Stakeholders are urged to develop AI policies, data quality standards, and ethical frameworks.Threats could harm the integrity of these traditional knowledge systems, such as commercialization without consent, loss of cultural heritage, and inadequate data or digital infrastructure that may limit equitable access.
Another key threat is biopiracy, which is the unauthorized extraction of biological resources or associated traditional knowledge from developing countries or patenting inventions based on that knowledge or resources without compensation.
Designing AI tools
The organizations urge developers to assess whether AI is necessary to address a problem and whether institutions can handle these tools before designing new AI technologies and tools.
They also underscore developing inclusive AI ecosystems that respect cultural diversity and ensure participatory design in tool development. The active involvement of end users, stakeholders, and communities is key to developing technologies that meet people’s needs, preferences, and cultural contexts.

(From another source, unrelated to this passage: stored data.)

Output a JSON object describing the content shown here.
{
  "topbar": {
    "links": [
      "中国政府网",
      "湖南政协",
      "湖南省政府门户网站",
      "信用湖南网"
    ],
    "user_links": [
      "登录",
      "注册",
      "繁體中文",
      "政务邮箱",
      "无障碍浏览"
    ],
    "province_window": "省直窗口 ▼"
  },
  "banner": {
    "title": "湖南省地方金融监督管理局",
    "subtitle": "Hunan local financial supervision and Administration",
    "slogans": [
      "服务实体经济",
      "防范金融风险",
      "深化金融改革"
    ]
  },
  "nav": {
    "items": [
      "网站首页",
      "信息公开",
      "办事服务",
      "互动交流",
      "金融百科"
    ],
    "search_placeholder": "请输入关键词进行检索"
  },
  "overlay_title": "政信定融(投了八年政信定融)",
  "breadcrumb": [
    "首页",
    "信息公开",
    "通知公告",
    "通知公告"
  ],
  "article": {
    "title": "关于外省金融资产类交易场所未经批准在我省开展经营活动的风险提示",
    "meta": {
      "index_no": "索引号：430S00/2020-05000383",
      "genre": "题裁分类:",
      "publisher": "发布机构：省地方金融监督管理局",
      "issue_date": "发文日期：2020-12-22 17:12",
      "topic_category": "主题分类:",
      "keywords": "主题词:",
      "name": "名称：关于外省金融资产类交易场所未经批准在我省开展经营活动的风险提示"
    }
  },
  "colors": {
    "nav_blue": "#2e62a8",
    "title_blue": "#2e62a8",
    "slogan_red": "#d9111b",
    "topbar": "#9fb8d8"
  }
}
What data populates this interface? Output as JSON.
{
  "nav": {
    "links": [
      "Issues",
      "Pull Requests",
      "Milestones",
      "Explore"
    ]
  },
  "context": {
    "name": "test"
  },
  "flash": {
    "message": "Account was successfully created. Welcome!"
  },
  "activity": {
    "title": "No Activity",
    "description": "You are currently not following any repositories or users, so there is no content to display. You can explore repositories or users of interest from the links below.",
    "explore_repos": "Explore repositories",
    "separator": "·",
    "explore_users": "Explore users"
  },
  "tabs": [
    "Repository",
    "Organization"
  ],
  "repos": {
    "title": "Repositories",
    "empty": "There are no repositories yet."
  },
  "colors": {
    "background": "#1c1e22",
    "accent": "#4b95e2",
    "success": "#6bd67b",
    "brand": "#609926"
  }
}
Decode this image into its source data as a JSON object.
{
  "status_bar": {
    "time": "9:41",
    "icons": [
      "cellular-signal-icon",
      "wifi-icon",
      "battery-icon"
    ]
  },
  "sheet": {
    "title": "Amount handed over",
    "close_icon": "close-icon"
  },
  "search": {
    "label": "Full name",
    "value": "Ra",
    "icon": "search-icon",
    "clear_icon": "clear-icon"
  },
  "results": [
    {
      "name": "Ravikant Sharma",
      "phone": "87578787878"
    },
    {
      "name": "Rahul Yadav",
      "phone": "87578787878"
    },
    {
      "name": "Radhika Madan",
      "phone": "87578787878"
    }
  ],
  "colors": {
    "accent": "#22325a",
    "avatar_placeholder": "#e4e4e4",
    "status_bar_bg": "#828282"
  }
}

Tools must consider ethical principles that guide traditional medicine practices to ensure notions of privacy, free, prior, and informed consent principles, and confidentiality among Indigenous Peoples and local communities.
Treatment decisions in traditional medicine are often based on nuanced judgments, knowledge, and holistic perspectives. Therefore, the brief advises developing targeted communications to interpret AI models to ease use among practitioners. Moreover, developers must ensure that tools do not compromise the authenticity of traditional practices.
The brief emphasizes using benchmarking frameworks in an AI tool’s development phase to ensure standardized metrics and protocols. Benchmarks will also help determine ethical and regulatory compliance and validate the performance of AI models.